Ook in de pubertijd staat de ontwikkeling en de verwijzing naar IK niet stil en wordt er herhaaldelijk ervaren dat wanneer je het zelf doet en kan, je niet afhankelijk bent van de ander. Het niet afhankelijk zijn van de ander wordt als een groot goed uitgelegd.
….. en …..!
Onafhankelijkheid en geloof in eigen kunnen is in onze maatschappij, van kind af aan onderdeel van de ontwikkeling. Ook wanneer de leeftijd van het kind achter je ligt en het kind ouder wordt, blijft het “ikke zelf doen” steeds een terugkerend en belangrijk onderdeel van het leven.
Ook in de jaren van de pubertijd is er het afzetten tegen en het zelfgerichte en de onbegrensde gedachte van “ongekende vermogens” (Ja; ik ga ervan uit dat de mens tot meer in staat is dan we doorgaans denken te kunnen).
Ook zingen de woorden als zelfredzaamheid, zelfstandigheid, onafhankelijk en eigen verantwoordelijkheid rond in onze maatschappij. Maar wat betekenen ze eigelijk en hoever gaan we daar in door? Wat betekenen ze eigelijk echt voor de persoon in kwestie?
Ik las ergens een wijze van kijken op cliëntondersteuning; het op eigen kracht meedoen, kan dit wel?
Is het “ikke zelf doen” wel mogelijk en haalbaar? En waar ligt de grens van het zelfstandig zijn? Wat als het mis gaat? Vragen we soms niet teveel van de ander of van onszelf?

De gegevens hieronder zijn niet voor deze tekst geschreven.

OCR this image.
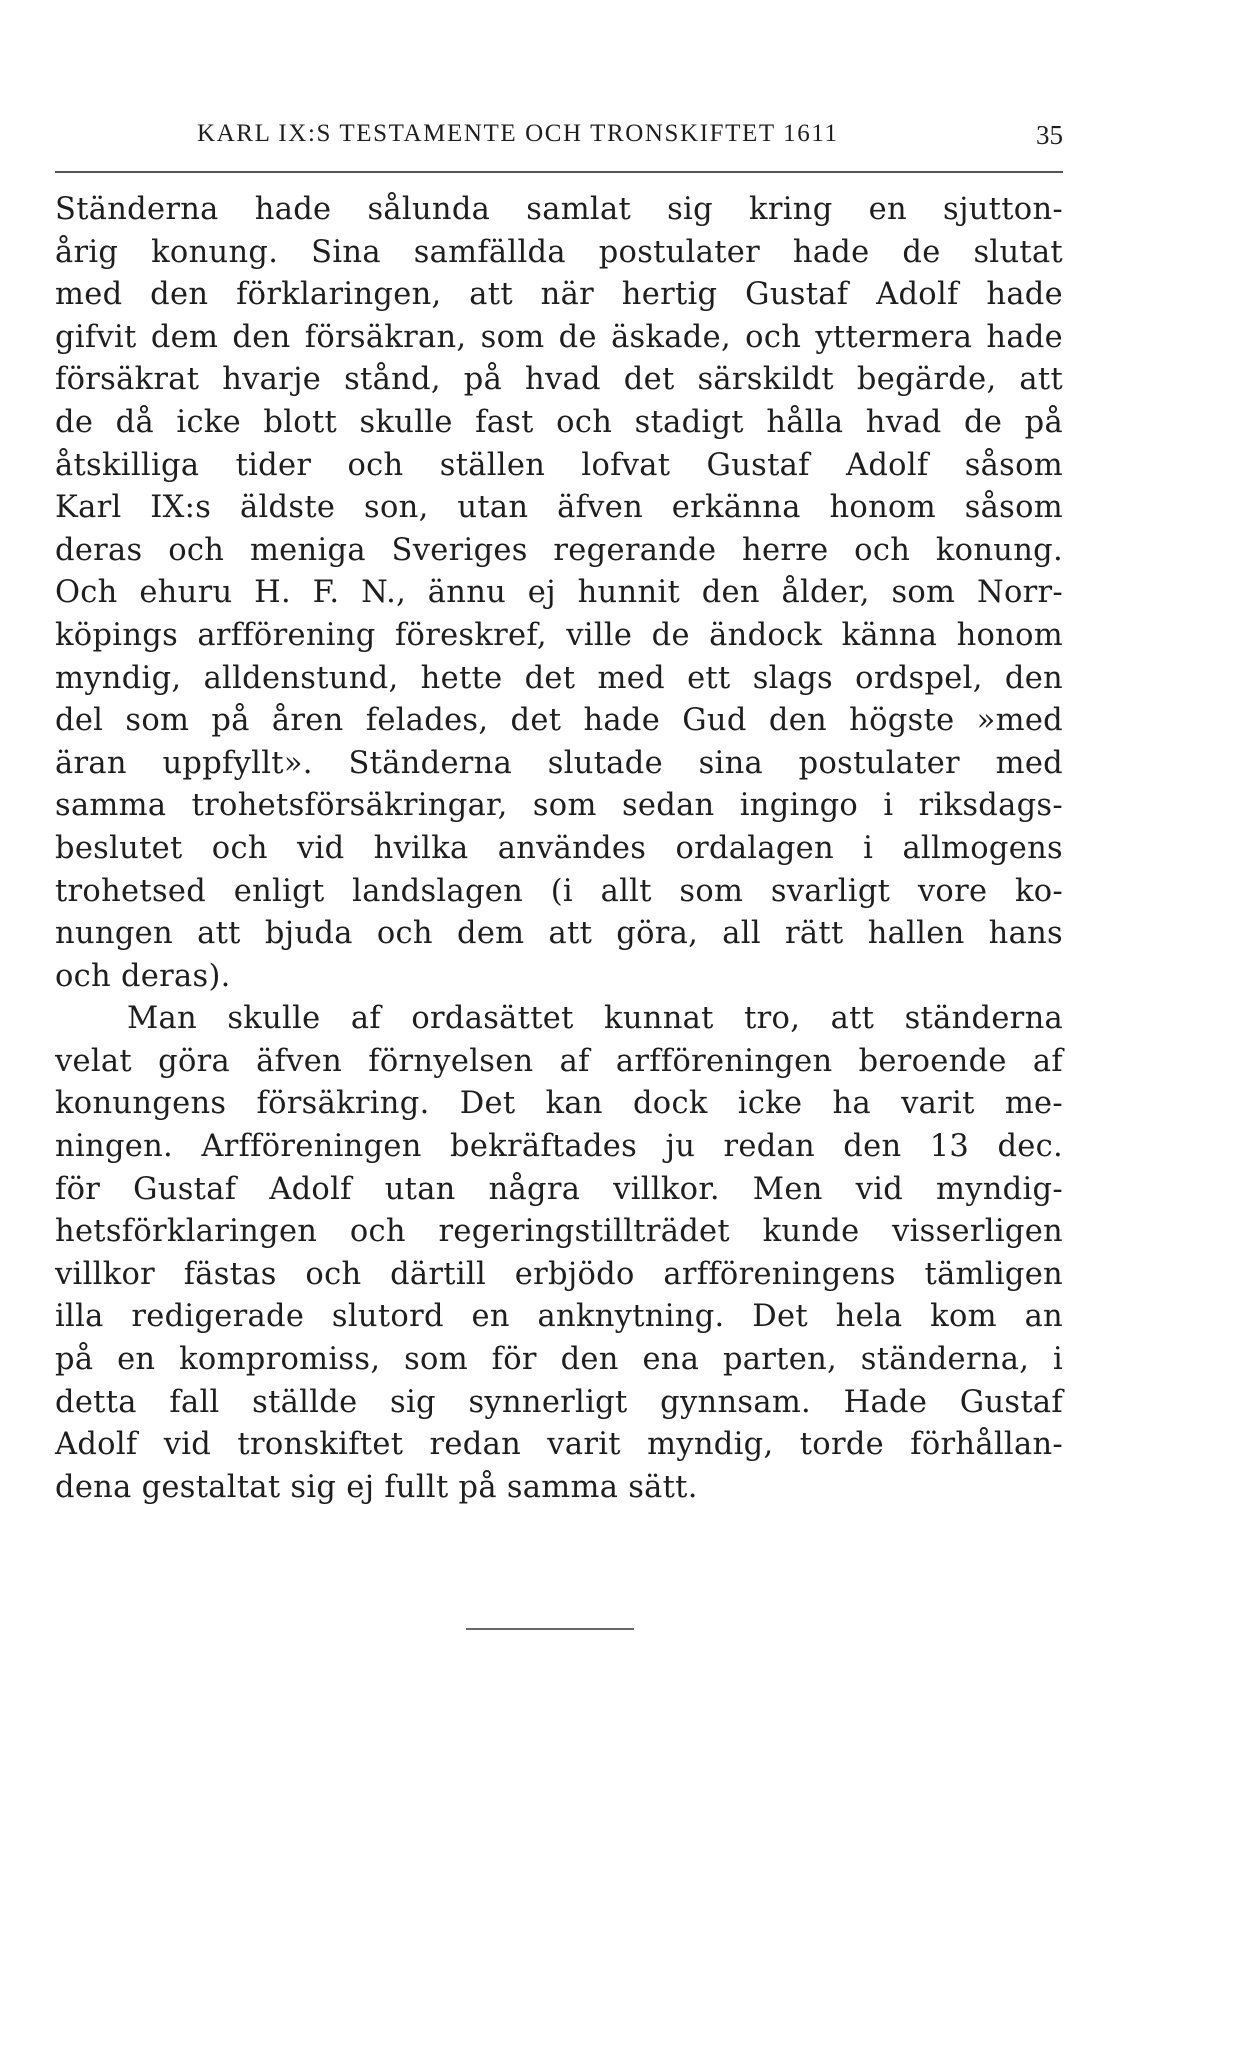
KARL IX:S TESTAMENTE OCH TRONSKIFTET 1611	35
Ständerna hade sålunda samlat sig kring en sjutton-
årig konung. Sina samfällda postulater hade de slutat
med den förklaringen, att när hertig Gustaf Adolf hade
gifvit dem den försäkran, som de äskade, och yttermera hade
försäkrat hvarje stånd, på hvad det särskildt begärde, att
de då icke blott skulle fast och stadigt hålla hvad de på
åtskilliga tider och ställen lofvat Gustaf Adolf såsom
Karl IX:s äldste son, utan äfven erkänna honom såsom
deras och meniga Sveriges regerande herre och konung.
Och ehuru H. F. N., ännu ej hunnit den ålder, som Norr-
köpings arfförening föreskref, ville de ändock känna honom
myndig, alldenstund, hette det med ett slags ordspel, den
del som på åren felades, det hade Gud den högste »med
äran uppfyllt». Ständerna slutade sina postulater med
samma trohetsförsäkringar, som sedan ingingo i riksdags-
beslutet och vid hvilka användes ordalagen i allmogens
trohetsed enligt landslagen (i allt som svarligt vore ko-
nungen att bjuda och dem att göra, all rätt hallen hans
och deras).
Man skulle af ordasättet kunnat tro, att ständerna
velat göra äfven förnyelsen af arfföreningen beroende af
konungens försäkring. Det kan dock icke ha varit me-
ningen. Arfföreningen bekräftades ju redan den 13 dec.
för Gustaf Adolf utan några villkor. Men vid myndig-
hetsförklaringen och regeringstillträdet kunde visserligen
villkor fästas och därtill erbjödo arfföreningens tämligen
illa redigerade slutord en anknytning. Det hela kom an
på en kompromiss, som för den ena parten, ständerna, i
detta fall ställde sig synnerligt gynnsam. Hade Gustaf
Adolf vid tronskiftet redan varit myndig, torde förhållan-
dena gestaltat sig ej fullt på samma sätt.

Er zijn in onze samenleving gezinnen die met 10 of meer professionals worden omringt. Ook zijn er burgers die (nog) geen ondersteuning ontvangen en waar het eigenlijk wel helpend of ondersteunend kan zijn. Of burgers waar wel een “helpende” hand wordt gegeven die minder helpend is. Dan is er de vraag; wat is goed? Wanneer is het beoogde resultaat behaald? (denk ook aan de discussie omtrent het “omstreden” plan van vergoeding bij behaald resultaat).
Ja; je mag het allemaal zelf doen …… EN …..!!
Ontspan! Je hoeft het niet alleen te doen.
Zelfstandigheid, eigen verantwoordelijkheid en zelfredzaamheid, geloof in eigen kunnen; blijf binnen je mogelijkheden ontwikkelen. Ik moedig je aan!
Tegelijkertijd is er ook de EN, je bent niet alleen op deze wereld. Jouw leven staat niet op zichzelf! Er zijn anderen, je hebt je vrienden, buren, familie en collega’s en timmermannen en doktoren en psychologen en anderen die je in het leven tegenkomt.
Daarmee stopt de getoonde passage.